On Sept. 27, 2010, a new rule of the Financial Industry Regulatory Authority, Inc. (FINRA), FINRA Rule 6490, became effective requiring issuers of non-exchange listed equities and debt securities to provide timely notice to the FINRA of certain corporate actions. The issuers subject to this new rule include those whose securities are quoted on the OTC Bulletin Board and Pink Sheets. The corporate actions which require notice to the FINRA under the new rule include distributions of cash or securities such as dividends, stock splits, reverse stock splits and other actions, including name changes and rights and subscription offerings. FINRA Rule 6490 codifies Rule 10b-17 under the Securities Exchange Act of 1934.
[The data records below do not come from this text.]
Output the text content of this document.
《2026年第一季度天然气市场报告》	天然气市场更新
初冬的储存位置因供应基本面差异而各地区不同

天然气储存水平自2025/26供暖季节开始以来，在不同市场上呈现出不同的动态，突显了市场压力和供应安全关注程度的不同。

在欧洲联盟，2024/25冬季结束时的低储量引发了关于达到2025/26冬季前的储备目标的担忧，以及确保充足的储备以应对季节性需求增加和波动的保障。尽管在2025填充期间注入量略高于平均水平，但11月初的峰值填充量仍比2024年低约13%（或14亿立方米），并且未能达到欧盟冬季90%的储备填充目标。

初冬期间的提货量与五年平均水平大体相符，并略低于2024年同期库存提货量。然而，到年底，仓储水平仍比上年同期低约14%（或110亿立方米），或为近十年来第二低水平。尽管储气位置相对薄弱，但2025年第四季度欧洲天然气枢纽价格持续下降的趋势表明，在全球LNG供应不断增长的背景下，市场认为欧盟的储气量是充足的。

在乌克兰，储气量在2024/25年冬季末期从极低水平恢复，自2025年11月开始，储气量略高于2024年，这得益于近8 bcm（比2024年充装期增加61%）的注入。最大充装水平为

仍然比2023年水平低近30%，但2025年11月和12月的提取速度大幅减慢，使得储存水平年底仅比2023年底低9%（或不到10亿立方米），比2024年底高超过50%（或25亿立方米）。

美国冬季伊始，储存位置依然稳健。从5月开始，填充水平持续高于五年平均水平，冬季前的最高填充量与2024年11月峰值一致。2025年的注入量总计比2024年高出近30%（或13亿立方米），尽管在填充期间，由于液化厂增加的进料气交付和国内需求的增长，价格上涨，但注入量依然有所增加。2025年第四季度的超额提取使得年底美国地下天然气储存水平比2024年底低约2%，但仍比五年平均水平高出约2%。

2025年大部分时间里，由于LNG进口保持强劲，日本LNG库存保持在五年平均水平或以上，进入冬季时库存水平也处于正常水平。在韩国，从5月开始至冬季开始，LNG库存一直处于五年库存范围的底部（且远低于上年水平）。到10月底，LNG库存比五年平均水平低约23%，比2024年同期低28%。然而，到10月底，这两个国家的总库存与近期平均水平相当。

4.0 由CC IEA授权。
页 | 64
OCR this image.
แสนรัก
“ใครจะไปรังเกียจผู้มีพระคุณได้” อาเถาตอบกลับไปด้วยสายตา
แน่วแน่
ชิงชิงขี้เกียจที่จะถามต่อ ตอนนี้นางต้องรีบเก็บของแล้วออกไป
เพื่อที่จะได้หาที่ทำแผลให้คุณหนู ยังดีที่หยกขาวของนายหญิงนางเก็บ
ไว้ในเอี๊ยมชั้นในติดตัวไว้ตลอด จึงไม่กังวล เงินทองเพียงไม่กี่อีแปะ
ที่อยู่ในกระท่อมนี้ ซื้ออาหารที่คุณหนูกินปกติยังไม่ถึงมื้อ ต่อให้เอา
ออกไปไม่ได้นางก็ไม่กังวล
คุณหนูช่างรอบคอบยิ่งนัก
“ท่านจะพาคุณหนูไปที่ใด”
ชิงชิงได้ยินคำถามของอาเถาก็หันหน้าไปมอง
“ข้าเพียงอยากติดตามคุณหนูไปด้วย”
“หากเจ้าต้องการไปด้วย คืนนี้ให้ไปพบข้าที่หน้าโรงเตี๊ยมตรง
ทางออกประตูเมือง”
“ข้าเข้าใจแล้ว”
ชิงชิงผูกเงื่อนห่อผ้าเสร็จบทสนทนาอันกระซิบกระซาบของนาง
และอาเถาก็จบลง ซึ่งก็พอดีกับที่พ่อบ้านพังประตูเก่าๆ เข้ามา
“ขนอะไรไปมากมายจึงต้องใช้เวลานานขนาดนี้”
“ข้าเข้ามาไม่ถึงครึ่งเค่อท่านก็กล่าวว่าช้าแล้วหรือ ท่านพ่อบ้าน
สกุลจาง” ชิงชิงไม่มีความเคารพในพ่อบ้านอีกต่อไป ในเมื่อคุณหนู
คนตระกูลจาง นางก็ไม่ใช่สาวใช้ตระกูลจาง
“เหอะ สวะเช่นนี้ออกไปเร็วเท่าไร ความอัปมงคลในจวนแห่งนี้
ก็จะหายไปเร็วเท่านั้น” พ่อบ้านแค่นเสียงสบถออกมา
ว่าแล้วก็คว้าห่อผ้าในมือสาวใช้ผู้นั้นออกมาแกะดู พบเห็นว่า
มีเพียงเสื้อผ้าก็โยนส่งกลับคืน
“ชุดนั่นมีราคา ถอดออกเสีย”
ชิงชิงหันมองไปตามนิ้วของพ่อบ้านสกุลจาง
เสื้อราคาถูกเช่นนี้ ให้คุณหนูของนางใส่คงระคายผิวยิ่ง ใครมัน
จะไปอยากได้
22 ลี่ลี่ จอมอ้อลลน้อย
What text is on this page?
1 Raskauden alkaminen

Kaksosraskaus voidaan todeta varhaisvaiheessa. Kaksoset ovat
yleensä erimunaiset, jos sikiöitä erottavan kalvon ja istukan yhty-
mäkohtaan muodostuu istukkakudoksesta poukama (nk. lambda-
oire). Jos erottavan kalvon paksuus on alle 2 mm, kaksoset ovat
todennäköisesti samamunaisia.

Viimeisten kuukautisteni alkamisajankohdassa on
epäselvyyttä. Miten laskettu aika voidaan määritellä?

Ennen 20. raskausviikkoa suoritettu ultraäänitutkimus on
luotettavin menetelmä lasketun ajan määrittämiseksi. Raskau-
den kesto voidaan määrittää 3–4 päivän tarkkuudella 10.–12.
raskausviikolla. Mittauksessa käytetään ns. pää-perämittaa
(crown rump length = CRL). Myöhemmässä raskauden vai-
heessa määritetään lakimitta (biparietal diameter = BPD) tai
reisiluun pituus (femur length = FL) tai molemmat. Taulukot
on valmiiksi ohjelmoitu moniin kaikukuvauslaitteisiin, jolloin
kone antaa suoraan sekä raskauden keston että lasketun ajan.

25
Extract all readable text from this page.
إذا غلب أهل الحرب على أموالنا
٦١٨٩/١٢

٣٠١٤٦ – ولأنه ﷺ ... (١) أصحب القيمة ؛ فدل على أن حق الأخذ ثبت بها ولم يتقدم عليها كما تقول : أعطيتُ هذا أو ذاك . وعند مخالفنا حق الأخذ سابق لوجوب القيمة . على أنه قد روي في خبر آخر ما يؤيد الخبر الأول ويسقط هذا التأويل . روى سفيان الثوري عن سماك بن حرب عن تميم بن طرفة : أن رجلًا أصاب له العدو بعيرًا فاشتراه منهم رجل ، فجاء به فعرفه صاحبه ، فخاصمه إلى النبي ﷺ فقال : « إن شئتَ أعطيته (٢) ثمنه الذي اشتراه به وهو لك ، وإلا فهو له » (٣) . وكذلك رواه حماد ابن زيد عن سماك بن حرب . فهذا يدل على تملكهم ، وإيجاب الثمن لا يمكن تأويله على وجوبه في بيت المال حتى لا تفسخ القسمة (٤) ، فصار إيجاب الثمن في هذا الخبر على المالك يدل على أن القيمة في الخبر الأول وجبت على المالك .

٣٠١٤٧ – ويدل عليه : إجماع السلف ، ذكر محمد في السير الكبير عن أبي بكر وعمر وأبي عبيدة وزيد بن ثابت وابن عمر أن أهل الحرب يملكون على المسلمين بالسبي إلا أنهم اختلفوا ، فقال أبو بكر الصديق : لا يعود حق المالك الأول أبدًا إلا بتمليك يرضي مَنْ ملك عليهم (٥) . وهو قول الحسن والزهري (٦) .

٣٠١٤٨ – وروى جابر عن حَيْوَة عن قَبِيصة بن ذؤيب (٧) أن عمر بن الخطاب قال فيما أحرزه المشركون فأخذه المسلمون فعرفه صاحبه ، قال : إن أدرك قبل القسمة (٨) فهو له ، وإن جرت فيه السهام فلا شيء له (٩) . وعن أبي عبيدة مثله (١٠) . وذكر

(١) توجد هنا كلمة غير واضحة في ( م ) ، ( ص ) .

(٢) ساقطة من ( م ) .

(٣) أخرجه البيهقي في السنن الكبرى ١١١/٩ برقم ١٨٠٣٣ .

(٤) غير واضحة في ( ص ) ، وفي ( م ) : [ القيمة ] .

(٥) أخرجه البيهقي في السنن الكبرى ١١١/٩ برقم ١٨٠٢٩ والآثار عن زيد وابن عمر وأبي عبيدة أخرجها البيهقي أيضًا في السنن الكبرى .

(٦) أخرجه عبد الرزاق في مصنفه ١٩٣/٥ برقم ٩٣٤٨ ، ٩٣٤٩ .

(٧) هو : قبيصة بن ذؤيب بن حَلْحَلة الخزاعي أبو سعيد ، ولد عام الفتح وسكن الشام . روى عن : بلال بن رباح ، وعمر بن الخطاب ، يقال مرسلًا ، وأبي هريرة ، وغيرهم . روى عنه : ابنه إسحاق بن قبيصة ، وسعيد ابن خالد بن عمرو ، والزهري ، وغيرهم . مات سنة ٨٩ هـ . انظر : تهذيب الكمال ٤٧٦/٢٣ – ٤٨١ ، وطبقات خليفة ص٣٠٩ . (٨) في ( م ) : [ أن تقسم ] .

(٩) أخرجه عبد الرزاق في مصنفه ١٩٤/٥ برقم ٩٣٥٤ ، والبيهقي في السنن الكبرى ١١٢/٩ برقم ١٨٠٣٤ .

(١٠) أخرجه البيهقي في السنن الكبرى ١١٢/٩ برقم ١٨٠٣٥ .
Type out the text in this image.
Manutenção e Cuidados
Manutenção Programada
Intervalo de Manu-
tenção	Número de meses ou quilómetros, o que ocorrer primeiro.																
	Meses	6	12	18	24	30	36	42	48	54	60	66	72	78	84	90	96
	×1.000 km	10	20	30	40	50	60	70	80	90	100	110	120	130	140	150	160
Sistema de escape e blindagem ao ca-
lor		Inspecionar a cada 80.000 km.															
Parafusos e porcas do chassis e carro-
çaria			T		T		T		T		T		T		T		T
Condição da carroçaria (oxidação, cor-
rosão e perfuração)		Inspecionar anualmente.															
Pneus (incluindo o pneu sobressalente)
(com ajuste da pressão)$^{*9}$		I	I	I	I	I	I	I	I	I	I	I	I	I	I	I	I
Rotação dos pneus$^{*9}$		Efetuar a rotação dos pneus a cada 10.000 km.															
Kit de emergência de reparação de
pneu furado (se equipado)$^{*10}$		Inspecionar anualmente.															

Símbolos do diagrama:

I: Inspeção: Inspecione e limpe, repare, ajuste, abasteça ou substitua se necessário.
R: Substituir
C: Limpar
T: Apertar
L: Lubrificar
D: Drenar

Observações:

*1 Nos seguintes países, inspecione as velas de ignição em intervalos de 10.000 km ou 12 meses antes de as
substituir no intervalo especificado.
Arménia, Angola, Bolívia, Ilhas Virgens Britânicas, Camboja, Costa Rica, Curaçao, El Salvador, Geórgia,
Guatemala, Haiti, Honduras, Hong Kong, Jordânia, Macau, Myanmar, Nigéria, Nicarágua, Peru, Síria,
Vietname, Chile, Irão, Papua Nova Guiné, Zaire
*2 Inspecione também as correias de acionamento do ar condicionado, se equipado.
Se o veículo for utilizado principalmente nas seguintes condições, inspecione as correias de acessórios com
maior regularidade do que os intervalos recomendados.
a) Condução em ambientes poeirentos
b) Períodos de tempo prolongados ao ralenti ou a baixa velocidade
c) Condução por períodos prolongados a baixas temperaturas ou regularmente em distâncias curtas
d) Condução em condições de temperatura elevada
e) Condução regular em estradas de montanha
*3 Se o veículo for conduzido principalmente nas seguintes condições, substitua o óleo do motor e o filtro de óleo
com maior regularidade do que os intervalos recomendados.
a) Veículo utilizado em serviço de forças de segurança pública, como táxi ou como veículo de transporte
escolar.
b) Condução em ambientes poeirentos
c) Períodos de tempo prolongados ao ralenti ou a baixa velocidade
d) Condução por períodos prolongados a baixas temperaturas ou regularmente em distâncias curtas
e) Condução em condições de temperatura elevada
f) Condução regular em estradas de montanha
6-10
Rule 6490 requires issuers to complete and file a notification document and provide certain prescribed supporting information regarding the corporate action with the FINRA at least 10 calendar days prior to the record date of the corporate action. Issuers also are required to pay a filing fee of $200 to the FINRA at the time of the filing of the notification materials. If an issuer does not submit the required notifications and pay the applicable fees in accordance with the 10-day time frame referenced above, they will be subject to late fees of up to $5,000 and the FINRA may delay the processing of the documents to announce the corporate action. The notification form issuers must file under the new rule is available at: http://www.finra.org/Industry/Compliance/MarketTransparency/UPC/P117115.

The new Rule also permits FINRA to request additional documents and, on a case-by-case basis, conduct detailed reviews of such submissions and delay a request to announce a corporate action. The detailed review will be triggered only if the FINRA Operations Department believes that any of the following five factors outlined in Rule 6490 exist:

  • FINRA believes the forms and other documentation submitted by the issuer are not complete, accurate, or were filed without the appropriate authority;  
  • The issuer is not current with its reporting obligations to the SEC or other regulatory authority;  
  • FINRA has actual knowledge that parties related to the corporate action are the subject of pending or settled regulatory action or are under investigation by a regulatory body or are pending criminal action related to fraud or securities law violations;  
  • FINRA has actual knowledge that persons related to the action may potentially be involved in fraudulent activities related to the securities market or may pose a threat to public investors; or  
  • There is significant uncertainty in the settlement and clearance process for the security.  

The new Rule imposes considerable additional fees for issuers that fail to comply with the new Rule. The filing fees that may be assessed are as follows:  

  • Late filing, but the filing is made at least five calendar days before the effective date of the corporate action – fee of $1,000;  
  • Late filing, but the filing is made at least one calendar day before the effective date of the corporate action – fee of $2,000; and  
  • Filing on or after the effective date of the corporate action – fee of $5,000.